Answer:
Pelican Paper, Inc., and Timberland Forest, Inc.
Financial leverage and profitability ratios:
a) Debt Ratio = Total liabilities divided by Total assets x 100
Pelican = $1,000,000/$10,900,000 x 100
= 9.2%
Timberland = $5,500,000/$10,900,000 x 100
= 50%
Times Interest Earned Ratio = EBIT/Interest Expense
Pelican = $5,750,000/$100,000
= 57.5 times
Timberland = $5,750,000/$550,000
= 10.4 times
A discussion of their financial risk and ability to cover the costs in relation to each other:
C. Timberland's earnings will be more volatile. This additional risk is supported by the significantly lower times interest earned ratio of Timberland. Pelican can face a very large reduction in net income and still be able to cover its interest expense.
D. Timberland has a much higher degree of financial leverage than does Pelican. As a result, Timberland's earnings will be morevolatile, causing the common stock owners to face greater risk.
Explanation:
a) Data
Financial Statement Values:
Item Pelican Paper, Inc. Timberland Forest, Inc.

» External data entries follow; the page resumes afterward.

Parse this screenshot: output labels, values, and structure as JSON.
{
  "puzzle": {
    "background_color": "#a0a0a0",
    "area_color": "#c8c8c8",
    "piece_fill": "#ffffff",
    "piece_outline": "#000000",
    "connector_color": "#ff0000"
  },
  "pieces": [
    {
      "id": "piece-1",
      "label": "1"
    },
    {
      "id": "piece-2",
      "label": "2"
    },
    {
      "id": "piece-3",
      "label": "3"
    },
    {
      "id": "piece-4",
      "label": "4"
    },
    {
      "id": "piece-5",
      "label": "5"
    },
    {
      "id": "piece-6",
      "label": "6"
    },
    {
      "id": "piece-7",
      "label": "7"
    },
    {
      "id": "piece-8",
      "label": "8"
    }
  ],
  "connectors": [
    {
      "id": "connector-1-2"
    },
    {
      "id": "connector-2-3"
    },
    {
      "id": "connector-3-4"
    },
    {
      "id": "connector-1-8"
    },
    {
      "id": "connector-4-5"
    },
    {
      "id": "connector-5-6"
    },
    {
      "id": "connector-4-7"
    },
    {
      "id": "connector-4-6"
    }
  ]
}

Total assets $10,900,000 $10,900,000
Total equity (all common) 9,900.000 5,400,000
Total debt 1,000,000 5,500,000
Annual interest 100,000 550,000
Total sales 23,000,000 23,000,000
EBIT 5,750,000 5,750,000
Earnings available for
common stockholders 3,394,800 3,174,000
b) Creditors provide half of the finances and effectively own 50% of Timberland. This contrasts with the debt ratio of Pelican, where creditors can lay claim to only 9.2% of the assets of the firm. Furthermore, Pelican can settle its debts with current earnings 57.5 times, compared to Timberland's interest coverage of 10.4 times.